Each legislative session thousands of bills and amendments are introduced in the Pennsylvania Legislature. Only a fraction become law, and an even smaller portion receive wide media coverage.
These bills impact the lives of people living in Pennsylvania every day.
Each week The Sentinel will highlight one bill that has not received widespread attention.
About the bill
In October, a gunman opened fire on an unsuspecting crowd in Las Vegas. He killed more than 50 people, including a Midstate resident, and injured hundreds more. On Nov. 5, a gunman entered a church in a small town in Texas and killed nearly 30 people, including several children.
In both cases, the subsequent conversations about gun control in part revolved around access to firearms by people with mental health issues.
Current law bars anyone who has been adjudicated mentally ill from owning or possessing firearms.
However, according to state Rep.

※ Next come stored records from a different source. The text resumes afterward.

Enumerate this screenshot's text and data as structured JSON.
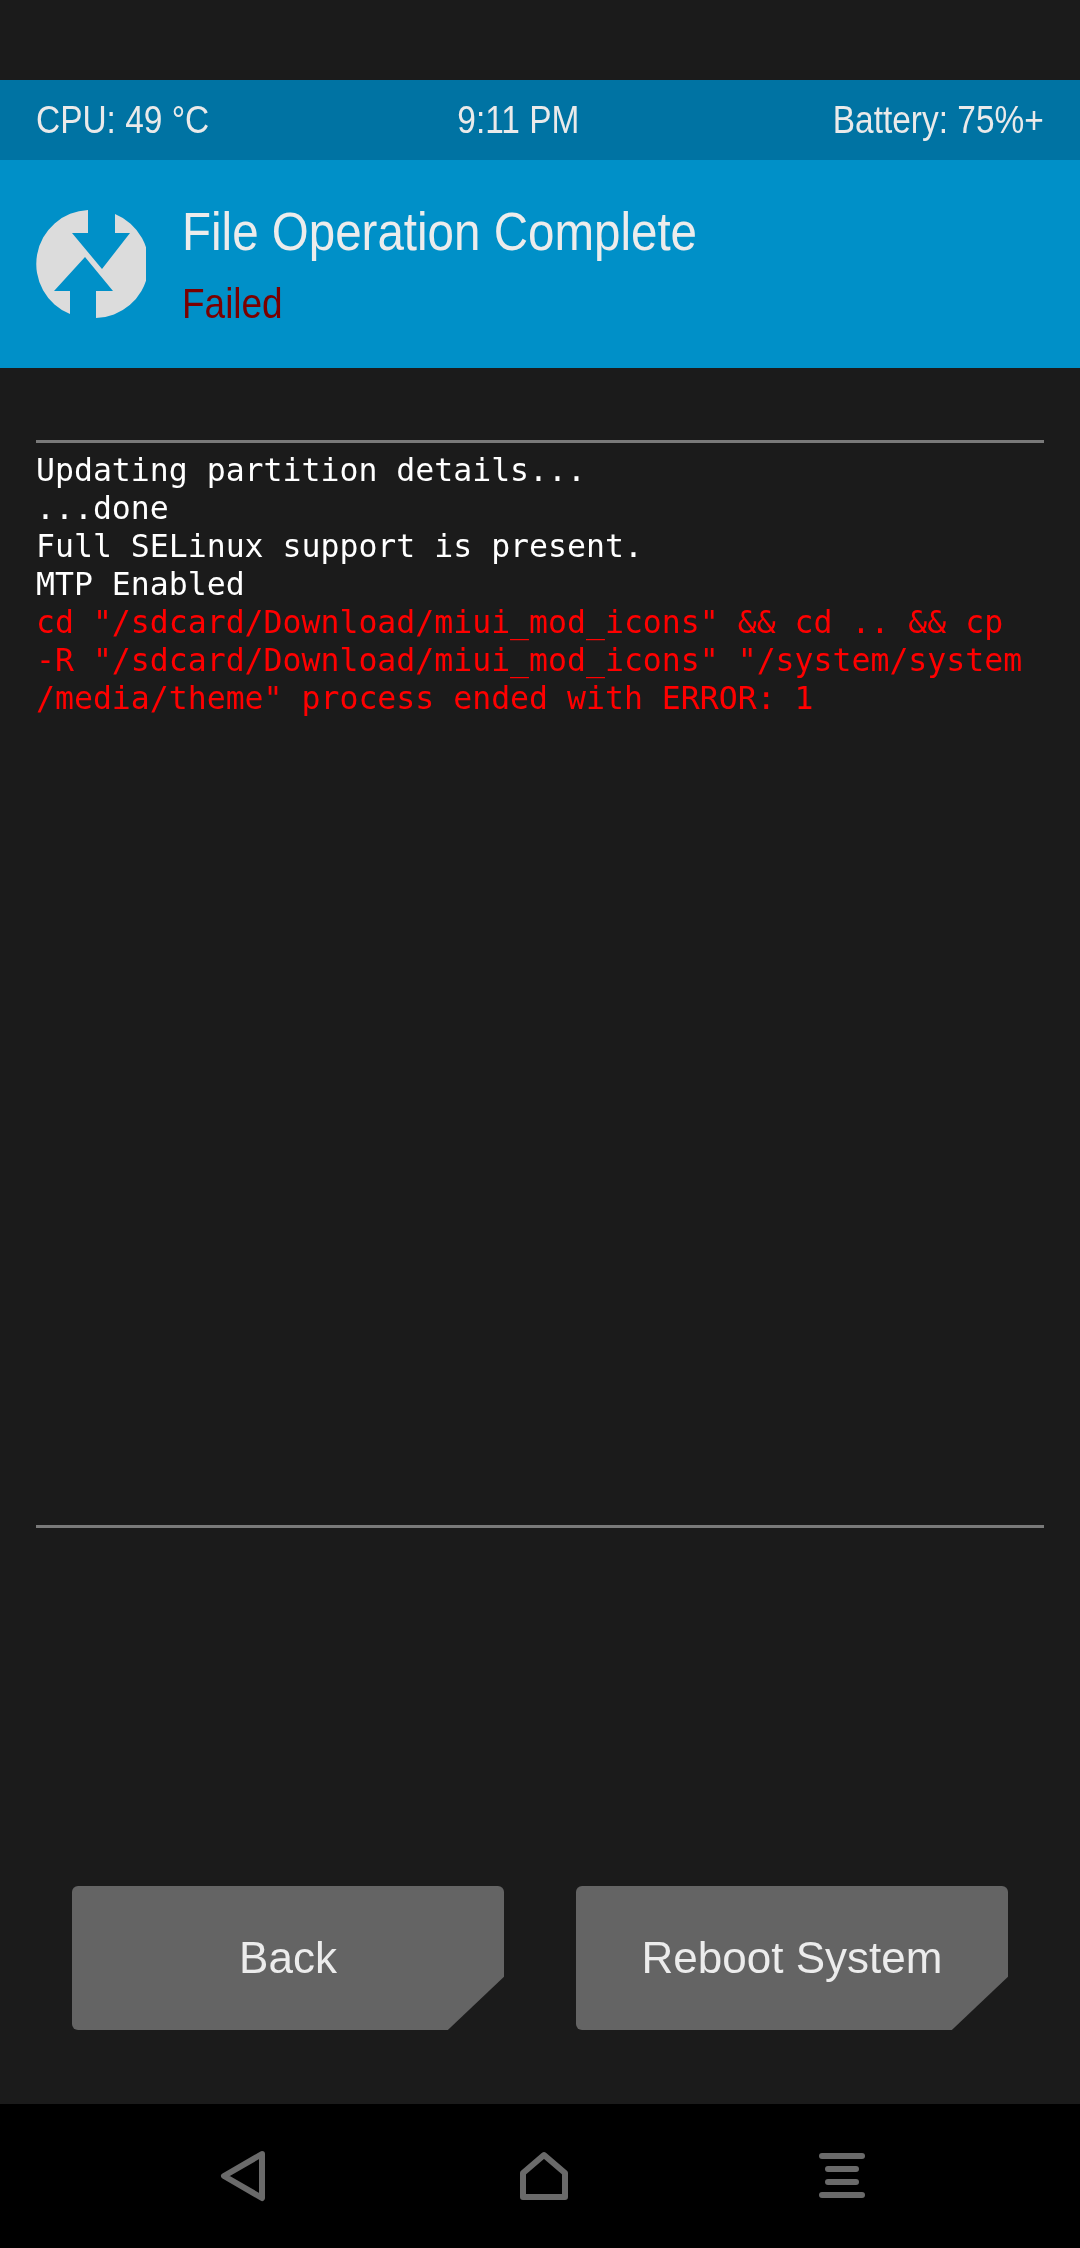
{
  "status_bar": {
    "cpu": "CPU: 49 °C",
    "time": "9:11 PM",
    "battery": "Battery: 75%+"
  },
  "header": {
    "title": "File Operation Complete",
    "status": "Failed",
    "kind": "error"
  },
  "console": [
    {
      "text": "Updating partition details...",
      "kind": "info"
    },
    {
      "text": "...done",
      "kind": "info"
    },
    {
      "text": "Full SELinux support is present.",
      "kind": "info"
    },
    {
      "text": "MTP Enabled",
      "kind": "info"
    },
    {
      "text": "cd \"/sdcard/Download/miui_mod_icons\" && cd .. && cp",
      "kind": "error"
    },
    {
      "text": "-R \"/sdcard/Download/miui_mod_icons\" \"/system/system",
      "kind": "error"
    },
    {
      "text": "/media/theme\" process ended with ERROR: 1",
      "kind": "error"
    }
  ],
  "buttons": [
    "Back",
    "Reboot System"
  ]
}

Michael O’Brien, D-Philadelphia, this ban on firearm possession only applies to people who were deemed mentally ill by the court and committed to in-patient treatment.

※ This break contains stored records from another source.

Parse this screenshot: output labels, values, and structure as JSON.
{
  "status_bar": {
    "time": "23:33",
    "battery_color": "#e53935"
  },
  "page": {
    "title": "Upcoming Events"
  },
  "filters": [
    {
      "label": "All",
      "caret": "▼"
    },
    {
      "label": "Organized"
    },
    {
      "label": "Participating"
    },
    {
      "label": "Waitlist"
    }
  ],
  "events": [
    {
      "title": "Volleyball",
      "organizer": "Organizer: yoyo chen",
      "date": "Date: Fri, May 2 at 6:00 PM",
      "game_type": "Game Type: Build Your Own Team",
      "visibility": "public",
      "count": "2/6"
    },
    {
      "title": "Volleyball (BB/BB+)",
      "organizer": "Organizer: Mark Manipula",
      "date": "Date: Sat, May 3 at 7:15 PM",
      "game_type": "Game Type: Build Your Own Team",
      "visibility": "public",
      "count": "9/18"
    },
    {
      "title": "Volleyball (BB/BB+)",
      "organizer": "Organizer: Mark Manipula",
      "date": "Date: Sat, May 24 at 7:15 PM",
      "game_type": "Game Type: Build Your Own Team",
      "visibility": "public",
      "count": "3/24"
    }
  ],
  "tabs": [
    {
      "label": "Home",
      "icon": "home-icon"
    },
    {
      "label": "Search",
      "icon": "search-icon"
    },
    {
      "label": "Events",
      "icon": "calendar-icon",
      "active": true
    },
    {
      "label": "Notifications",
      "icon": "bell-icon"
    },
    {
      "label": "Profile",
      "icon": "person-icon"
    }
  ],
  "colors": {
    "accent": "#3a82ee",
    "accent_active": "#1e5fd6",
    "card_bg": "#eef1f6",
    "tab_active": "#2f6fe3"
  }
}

O’Brien has introduced a bill that would expand the conditions in which a person would be barred from owning or possessing firearms.
“Under current law, individuals who have been involuntarily committed for mental health treatment are ineligible to possess a firearm,” O’Brien wrote in a co-sponsorship letter. “However, if a person has been ordered to undergo mental health treatment on an outpatient basis, he or she is still eligible to possess a firearm.”
House Bill 22 would expand the list of people who are not allowed to own or possess firearms to include people who have been ordered to undergo involuntary mental health treatment on an outpatient basis.
“I believe that, regardless of whether mental health treatment is in-patient or out-patient, if an individual is committed for treatment or ordered to receive outpatient treatment, he or she should be prohibited from possessing a firearm until the court determines that the individual is no longer a danger to himself or other people,” O’Brien wrote in a co-sponsorship letter. “The intent of my bill is to prevent or limit harm to family members, the general public, and law enforcement officers, as well as preventing mentally ill individuals from causing serious bodily harm to themselves.”
Under current Pennsylvania law, a person who has been deemed not to possess firearms may petition the court to restore their rights.
O’Brien’s bill was introduced in January, prior to the most recent mass shootings.